The song, despite its obvious lack of lyrics or riffs, has its very own number in Cuomo’s Catalogue of Riffs spreadsheet, timestamping it to a period of creativity that produced more than a third of The Blue Album. Cuomo notes — in his commentary on this song in the Alone booklet — that it was around this time that he began to watch more live classical performances, and “resolved to incorporate the more complex arrangements and countermelodies of classical music in [his] rock songs.” He recorded this piece as a warm-up exercise — which he admits to being a “rip-off of Smetana’s Moldau,” the actual title of which is Vltava (Cuomo was referring to it by its German title, Die Moltau).

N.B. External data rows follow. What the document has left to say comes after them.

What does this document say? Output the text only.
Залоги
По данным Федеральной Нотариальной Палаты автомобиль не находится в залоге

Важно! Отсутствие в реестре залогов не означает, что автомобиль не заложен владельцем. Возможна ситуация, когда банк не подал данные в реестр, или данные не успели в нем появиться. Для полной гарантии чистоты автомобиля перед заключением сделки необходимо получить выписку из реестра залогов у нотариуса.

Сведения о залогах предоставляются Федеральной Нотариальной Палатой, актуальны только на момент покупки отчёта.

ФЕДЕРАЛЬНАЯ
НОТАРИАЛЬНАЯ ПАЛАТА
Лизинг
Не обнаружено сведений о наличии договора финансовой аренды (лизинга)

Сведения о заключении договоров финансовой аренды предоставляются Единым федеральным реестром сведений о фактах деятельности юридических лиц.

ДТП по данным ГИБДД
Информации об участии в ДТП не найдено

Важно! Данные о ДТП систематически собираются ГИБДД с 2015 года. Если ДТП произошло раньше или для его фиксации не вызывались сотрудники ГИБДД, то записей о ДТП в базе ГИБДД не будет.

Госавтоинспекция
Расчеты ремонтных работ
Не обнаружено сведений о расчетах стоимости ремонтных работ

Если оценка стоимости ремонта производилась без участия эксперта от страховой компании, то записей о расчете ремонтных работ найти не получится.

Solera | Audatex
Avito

In contrast to “Ooh,” Vltava is a full 12-minute symphony from 1874 that uses “tone painting,” a technique that evokes the literal meaning of a song by way of purely musical effects. That would be another contrast – “Ooh” lacks lyrics, or any programmatic claim to meaning at all – though Cuomo would use this same technique during the “dream sequence” of “Dreamin’,” well over a decade later.
In any event, “Ooh” is pretty easy to pick out of Vltava: just listen.